- Framnas Township, Minnesota Location within the state of Minnesota Framnas Township, Minnesota Framnas Township, Minnesota (the United States)
- Coordinates: 45°37′1″N 95°49′51″W﻿ / ﻿45.61694°N 95.83083°W
- Country: United States
- State: Minnesota
- County: Stevens

Area
- • Total: 36.1 sq mi (93.4 km^{2})
- • Land: 33.4 sq mi (86.5 km^{2})
- • Water: 2.7 sq mi (6.9 km^{2})
- Elevation: 1,161 ft (354 m)

Population (2000)
- • Total: 318
- • Density: 9.6/sq mi (3.7/km^{2})
- Time zone: UTC-6 (Central (CST))
- • Summer (DST): UTC-5 (CDT)
- FIPS code: 27-22274
- GNIS feature ID: 0664213

= Framnas Township, Stevens County, Minnesota =

Framnas Township is a township in Stevens County, Minnesota, United States. The population was 346 at the 2020 census.

Framnas Township was originally built up chiefly by Scandinavians. The township's first name was Scandia, after the first post office with the same name. The first postmaster and the creator of the name "Scandia" was the Norwegian Thomas Thomason, who immigrated to the US in 1861 from Arendal Norway. He moved to Stevens County in 1867 as the third settler. As a postmaster, he was the first public official in Stevens County.

==Geography==
According to the United States Census Bureau, the township has a total area of 36.1 sqmi, of which 33.4 sqmi is land and 2.7 sqmi (7.43%) is water.

==Demographics==
As of the census of 2000, there were 318 people, 114 households, and 98 families residing in the township. The population density was 9.5 PD/sqmi. There were 123 housing units at an average density of 3.7 /sqmi. The racial makeup of the township was 98.74% White, 0.63% Asian, and 0.63% from two or more races.

There were 114 households, out of which 36.8% had children under the age of 18 living with them, 83.3% were married couples living together, 1.8% had a female householder with no husband present, and 13.2% were non-families. 10.5% of all households were made up of individuals, and 5.3% had someone living alone who was 65 years of age or older. The average household size was 2.79 and the average family size was 2.94.

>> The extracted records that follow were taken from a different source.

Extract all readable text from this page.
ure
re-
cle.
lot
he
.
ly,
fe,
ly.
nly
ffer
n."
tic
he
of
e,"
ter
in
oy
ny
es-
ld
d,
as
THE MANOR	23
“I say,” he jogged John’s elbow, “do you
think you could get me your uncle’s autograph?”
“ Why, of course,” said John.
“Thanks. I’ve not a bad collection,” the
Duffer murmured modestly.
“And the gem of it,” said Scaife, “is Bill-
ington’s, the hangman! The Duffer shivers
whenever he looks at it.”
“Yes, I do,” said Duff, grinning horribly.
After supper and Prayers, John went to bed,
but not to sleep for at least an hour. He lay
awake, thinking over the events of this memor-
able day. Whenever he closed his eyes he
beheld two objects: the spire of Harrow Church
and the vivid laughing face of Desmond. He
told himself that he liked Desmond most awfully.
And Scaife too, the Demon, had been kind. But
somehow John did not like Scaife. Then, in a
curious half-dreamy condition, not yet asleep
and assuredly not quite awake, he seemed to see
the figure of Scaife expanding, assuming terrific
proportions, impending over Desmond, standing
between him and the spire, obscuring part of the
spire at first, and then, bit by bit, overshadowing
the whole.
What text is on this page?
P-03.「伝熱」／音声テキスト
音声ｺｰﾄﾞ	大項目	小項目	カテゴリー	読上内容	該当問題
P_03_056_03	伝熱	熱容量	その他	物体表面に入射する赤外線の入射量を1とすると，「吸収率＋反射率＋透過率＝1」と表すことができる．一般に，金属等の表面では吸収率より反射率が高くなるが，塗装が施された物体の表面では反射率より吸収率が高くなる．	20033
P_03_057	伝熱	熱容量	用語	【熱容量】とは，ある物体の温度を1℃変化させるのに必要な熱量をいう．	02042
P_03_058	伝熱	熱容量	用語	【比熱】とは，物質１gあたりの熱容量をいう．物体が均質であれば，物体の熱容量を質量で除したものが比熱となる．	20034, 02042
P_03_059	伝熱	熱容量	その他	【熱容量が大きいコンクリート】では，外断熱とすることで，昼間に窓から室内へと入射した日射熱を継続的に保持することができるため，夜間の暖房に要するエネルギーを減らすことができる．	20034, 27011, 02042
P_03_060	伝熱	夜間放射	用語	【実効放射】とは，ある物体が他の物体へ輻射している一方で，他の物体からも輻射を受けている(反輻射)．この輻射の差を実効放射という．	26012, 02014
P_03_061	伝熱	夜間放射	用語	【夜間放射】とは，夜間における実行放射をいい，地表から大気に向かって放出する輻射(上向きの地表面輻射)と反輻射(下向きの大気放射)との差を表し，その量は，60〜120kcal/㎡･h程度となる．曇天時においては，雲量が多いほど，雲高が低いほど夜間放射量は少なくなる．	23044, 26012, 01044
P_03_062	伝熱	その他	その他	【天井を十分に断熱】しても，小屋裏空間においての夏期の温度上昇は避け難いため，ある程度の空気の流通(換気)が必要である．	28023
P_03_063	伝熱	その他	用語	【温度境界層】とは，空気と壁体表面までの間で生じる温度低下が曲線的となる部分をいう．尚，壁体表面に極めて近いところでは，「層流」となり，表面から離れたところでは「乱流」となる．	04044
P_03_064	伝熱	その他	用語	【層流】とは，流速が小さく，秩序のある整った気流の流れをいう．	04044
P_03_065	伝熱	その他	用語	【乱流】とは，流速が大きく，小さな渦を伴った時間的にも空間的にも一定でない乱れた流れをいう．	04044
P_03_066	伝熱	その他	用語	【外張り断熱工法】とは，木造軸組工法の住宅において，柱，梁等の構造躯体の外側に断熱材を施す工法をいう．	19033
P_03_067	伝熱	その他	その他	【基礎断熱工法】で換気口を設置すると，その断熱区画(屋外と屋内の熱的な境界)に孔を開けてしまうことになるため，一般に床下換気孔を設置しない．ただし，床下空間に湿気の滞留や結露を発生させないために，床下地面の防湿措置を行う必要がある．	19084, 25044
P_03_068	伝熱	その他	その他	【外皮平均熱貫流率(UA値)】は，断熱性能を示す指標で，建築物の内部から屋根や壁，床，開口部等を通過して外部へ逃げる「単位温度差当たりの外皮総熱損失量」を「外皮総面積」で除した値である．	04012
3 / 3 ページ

In the township the population was spread out, with 27.4% under the age of 18, 4.4% from 18 to 24, 23.0% from 25 to 44, 31.8% from 45 to 64, and 13.5% who were 65 years of age or older. The median age was 42 years. For every 100 females, there were 105.2 males. For every 100 females age 18 and over, there were 99.1 males.

The median income for a household in the township was $45,750, and the median income for a family was $46,500. Males had a median income of $32,500 versus $21,042 for females. The per capita income for the township was $16,943. About 2.2% of families and 6.2% of the population were below the poverty line, including 7.1% of those under age 18 and none of those age 65 or over.